I was really impressed too))
There’s a lot being done with empties to determine what’s what and where. Though the one thing that interested me the most was how it was able to keep a coherent tree from branching vertices.
That’s something I thought about earlier. It’s probably taking a base radius, and dividing each point by X amount according to it’s position along the Z axis, so that every coplanar point within an arbitrary 2D slice will have the same thickness. That’s what I originally wanted to do with the tree forks, but could never get it to work quite right.
Overall, his approach is a little more manual than I’d prefer for my trees, but there’s still tons of good ideas to be had from it.
That has been bugging me for ages, I do like the extrude verts approach especially for forks the problem is setting the different fork radius.
One day I will get back to this with a fresh mindset.
I also like the idea of using GN tools to interact with a main modifier.
It is very manual I would prefer a mixed approach where you can mix manual editing with procedural. Which in a way they are doing ie manually editing and then adjusting general things like density etc with the main modifier.

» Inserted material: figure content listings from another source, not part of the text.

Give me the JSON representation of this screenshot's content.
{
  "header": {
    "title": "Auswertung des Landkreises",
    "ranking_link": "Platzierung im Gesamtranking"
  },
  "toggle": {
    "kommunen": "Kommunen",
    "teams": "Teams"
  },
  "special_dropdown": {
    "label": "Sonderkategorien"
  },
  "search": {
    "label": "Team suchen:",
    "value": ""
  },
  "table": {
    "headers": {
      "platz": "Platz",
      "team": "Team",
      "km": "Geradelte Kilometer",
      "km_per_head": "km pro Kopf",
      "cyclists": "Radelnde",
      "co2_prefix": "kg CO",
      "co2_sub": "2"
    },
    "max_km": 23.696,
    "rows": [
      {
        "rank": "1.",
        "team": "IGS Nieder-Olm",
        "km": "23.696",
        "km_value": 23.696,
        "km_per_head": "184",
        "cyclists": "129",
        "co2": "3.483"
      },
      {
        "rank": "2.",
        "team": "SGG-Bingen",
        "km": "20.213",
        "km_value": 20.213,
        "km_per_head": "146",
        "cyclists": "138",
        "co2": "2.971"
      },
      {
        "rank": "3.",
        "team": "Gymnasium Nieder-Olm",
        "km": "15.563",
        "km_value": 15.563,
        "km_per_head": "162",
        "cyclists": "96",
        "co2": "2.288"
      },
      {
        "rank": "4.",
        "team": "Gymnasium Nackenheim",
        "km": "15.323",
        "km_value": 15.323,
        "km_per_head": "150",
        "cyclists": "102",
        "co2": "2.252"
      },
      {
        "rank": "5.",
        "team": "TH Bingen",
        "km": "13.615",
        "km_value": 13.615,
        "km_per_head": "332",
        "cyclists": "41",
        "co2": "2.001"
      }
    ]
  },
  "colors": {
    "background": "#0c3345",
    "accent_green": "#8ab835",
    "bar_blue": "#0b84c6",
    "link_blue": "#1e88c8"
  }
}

I don’t think there is an easy to do that. You’d have to find a way to differentiate a line that’s extruded from a specific vert, while also ignoring any other extruded from that same vert, which sounds like it’d be a pain in the ass to set up.
Really, I think the radius on Z approach is the best. I’m about 99% sure that’s what this guy is doing, which you can kinda, roughly, see here. Just imagine any points of the tree along that line all have the same sized radius.
How about a raycast, that would return you a distance for the radius of the branch?